One of my professors memorably said to me: “social scientists tend to overestimate how complex computing systems are, and computer scientists tend to underestimate how complex social systems are.” I see this repeatedly in social computing: it leans too much on the “computing” and not enough on the “social.”

This is one of the reasons I feel unqualified to go to grad school to research this sort of thing. Because my background is in computer science, and I did vanishingly little social science work while at Northwestern, I worry that my perspective is too narrow for this kind of human-centric, interdisciplinary field. I also worry about inadvertently being the “I’m here to solve it with algorithms!" tech stereotype.

Reading so much in the last year has helped me to broaden this, but this is still something I often think about. I digress, though: all of this is to say that the paper addresses this.
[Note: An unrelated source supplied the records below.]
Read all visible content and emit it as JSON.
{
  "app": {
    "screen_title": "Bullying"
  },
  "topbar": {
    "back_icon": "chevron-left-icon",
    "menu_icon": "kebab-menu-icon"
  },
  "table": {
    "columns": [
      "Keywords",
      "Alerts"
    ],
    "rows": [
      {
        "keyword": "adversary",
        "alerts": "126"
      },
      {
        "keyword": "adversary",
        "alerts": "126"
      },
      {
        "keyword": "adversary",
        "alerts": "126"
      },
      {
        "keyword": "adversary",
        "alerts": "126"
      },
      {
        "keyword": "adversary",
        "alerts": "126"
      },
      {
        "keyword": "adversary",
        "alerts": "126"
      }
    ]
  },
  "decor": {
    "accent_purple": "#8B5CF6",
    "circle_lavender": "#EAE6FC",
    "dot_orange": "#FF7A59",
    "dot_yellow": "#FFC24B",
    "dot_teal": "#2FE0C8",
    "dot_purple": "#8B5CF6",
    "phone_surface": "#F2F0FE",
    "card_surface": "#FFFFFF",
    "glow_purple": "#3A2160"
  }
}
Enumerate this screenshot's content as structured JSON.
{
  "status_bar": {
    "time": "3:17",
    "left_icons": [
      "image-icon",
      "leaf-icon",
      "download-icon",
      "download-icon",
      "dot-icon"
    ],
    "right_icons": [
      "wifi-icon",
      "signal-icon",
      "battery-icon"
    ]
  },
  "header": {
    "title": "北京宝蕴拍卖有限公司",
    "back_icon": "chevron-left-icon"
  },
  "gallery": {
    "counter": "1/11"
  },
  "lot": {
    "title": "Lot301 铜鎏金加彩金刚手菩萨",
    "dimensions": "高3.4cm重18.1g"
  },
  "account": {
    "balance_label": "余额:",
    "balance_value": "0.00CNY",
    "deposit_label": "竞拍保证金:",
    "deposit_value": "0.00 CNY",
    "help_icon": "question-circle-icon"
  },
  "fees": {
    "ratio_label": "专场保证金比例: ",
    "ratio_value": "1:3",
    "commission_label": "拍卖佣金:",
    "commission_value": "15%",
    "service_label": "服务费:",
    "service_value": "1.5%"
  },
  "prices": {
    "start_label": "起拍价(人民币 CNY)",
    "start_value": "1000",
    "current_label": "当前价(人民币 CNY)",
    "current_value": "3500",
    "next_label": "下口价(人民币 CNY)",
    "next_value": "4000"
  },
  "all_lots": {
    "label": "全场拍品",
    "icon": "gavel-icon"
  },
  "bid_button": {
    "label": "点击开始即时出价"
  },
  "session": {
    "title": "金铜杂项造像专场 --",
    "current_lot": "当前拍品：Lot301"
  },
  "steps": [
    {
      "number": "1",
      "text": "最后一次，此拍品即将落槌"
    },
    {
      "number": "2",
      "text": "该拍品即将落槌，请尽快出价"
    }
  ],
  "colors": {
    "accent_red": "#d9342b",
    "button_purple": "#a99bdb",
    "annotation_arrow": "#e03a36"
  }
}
In our dataset, there was limited explication on the theoretical/clinical grounding of the MHS of interest, beginning with clearly defining what mental health concern is being measured, and how it is operationalized within the research. Specifically, many papers did not leverage established theories in clinical science or clinical psychology to establish or ground the status they investigated

Five studies examined the “concept of anxiety,” but this concept is overloaded—it can mean anything from day-to-day anxiety from public speaking to a category of nervous disorders. Depression, too; it’s “subtly implied” that this means major depressive disorder, but that’s rarely made explicit.
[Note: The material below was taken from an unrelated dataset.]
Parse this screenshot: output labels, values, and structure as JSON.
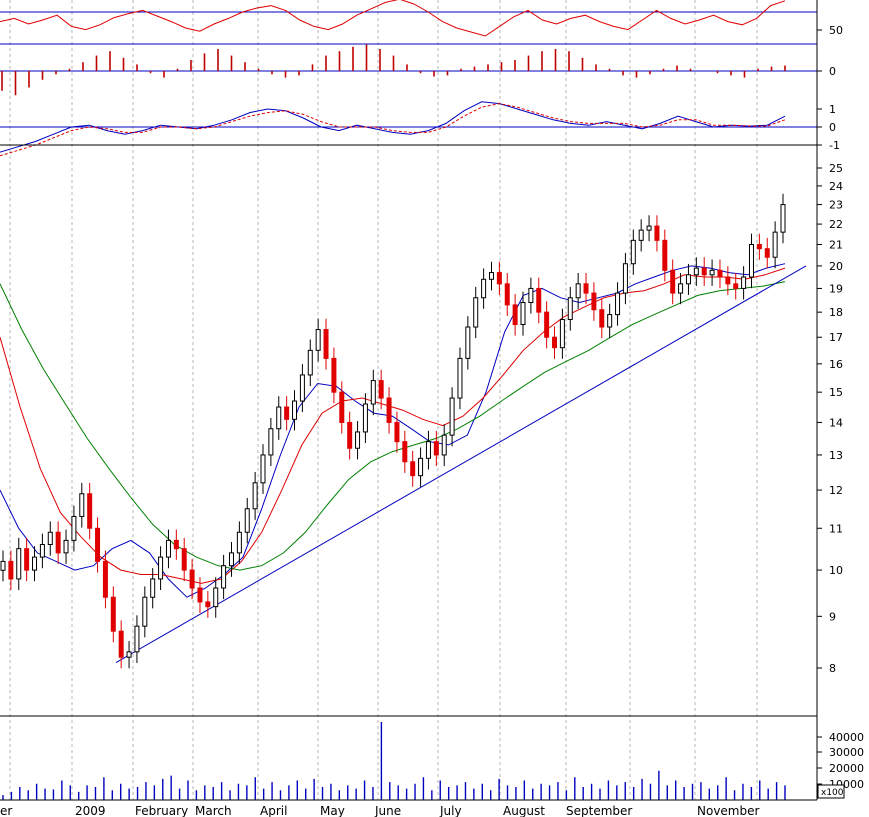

This gets worse: while there are lots of ways to identify MHS, these are rarely validated. “For example, the use of hashtags is a unique way to identify discussions of depression, but does it accurately identify those who suffer from major depressive disorder or is it another group of people interested in the topic?”
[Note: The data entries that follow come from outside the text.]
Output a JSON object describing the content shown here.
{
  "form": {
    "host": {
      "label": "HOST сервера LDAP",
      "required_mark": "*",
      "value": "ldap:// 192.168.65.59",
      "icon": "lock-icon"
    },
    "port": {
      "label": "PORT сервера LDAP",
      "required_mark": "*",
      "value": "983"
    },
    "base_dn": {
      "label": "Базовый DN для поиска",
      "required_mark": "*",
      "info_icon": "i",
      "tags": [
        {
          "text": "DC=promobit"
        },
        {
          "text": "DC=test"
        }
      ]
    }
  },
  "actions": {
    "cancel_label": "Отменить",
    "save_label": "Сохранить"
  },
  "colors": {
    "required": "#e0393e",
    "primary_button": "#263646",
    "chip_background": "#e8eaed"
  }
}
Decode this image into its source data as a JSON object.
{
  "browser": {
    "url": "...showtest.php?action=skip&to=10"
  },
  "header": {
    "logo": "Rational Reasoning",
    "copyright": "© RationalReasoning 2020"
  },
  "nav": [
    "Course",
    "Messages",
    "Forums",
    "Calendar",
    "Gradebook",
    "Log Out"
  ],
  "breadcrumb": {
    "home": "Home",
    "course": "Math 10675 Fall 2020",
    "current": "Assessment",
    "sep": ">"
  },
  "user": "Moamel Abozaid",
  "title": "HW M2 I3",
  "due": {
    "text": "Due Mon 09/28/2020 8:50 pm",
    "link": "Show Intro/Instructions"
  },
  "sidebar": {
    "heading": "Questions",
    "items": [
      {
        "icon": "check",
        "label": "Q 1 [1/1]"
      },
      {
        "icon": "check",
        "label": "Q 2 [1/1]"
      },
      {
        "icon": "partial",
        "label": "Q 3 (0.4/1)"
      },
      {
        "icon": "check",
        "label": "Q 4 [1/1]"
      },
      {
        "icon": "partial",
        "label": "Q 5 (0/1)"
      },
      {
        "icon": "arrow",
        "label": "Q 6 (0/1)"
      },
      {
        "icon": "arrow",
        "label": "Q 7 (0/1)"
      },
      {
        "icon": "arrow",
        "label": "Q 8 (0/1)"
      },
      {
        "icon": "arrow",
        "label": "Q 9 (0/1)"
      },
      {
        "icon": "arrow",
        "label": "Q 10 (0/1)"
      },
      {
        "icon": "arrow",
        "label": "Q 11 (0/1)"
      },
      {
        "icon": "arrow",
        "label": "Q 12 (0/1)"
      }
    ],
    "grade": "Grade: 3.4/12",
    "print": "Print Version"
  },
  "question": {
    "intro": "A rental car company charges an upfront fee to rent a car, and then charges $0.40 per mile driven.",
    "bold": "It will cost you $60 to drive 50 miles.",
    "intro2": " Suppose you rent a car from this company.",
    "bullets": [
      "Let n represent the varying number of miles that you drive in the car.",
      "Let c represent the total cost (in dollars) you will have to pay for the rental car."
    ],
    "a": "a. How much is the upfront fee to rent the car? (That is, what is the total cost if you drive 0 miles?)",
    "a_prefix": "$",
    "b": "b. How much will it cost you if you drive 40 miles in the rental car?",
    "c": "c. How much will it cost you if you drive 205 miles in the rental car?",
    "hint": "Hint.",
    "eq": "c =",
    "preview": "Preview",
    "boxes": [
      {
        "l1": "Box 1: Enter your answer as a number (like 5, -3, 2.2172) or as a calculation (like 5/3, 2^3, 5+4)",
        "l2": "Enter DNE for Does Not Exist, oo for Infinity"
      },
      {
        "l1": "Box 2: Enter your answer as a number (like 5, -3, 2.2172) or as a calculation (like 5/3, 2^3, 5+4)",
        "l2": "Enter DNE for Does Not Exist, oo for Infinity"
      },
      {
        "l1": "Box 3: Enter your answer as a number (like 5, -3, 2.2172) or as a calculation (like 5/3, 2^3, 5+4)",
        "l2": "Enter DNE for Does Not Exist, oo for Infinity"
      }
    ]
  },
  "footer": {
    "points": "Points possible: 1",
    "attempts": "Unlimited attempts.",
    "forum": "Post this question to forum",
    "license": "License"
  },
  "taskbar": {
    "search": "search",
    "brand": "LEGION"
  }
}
I’ll quote this paragraph in its entirety, because it’s really good:

These challenges with construct validity jeopardize the credibility of identifying MHS and the replication of these studies in the future. As Ernala et al. also found in their explorations of schizophrenia prediction on social media, the operationalization of identifying MHS is not connected to theoretically or clinically rigorous definitions of mental health, nor is the new method of identification formally or causally validated. Without construct validity being established, it is hard to know if the studies in our corpus indeed measure MHS in ways that may be useful for other audiences, such as clinicians, or if they are in fact measuring something else. Ernala et al. also showed that it is possible that we are measuring a complementary population of those interested in mental illness, of which a subset will likely have diagnoses. However, if the implications of the work are being framed for clinical audiences and adoption, there must be stronger validation of the constructs in the research to be applied to clinical practices.

Towards better practices

What can we do? Let’s start with construct validity: some studies were strong models of this (it’s just that most weren’t). Using clinically validated approaches is obviously good, and collaboration with domain experts is (in my view) critical. The authors reference a paper collaborating with an expert on suicidality to distinguish six kinds of tweets about suicide.

The authors propose basic standards for methodology reporting: ground truth validation procedures, data sources, features used, algorithm selection, validation metrics, performance metrics, and a few more. I’ve written about this before when I read Model Cards for Model Reporting, which I recommend to anyone interested in learning more about these standards.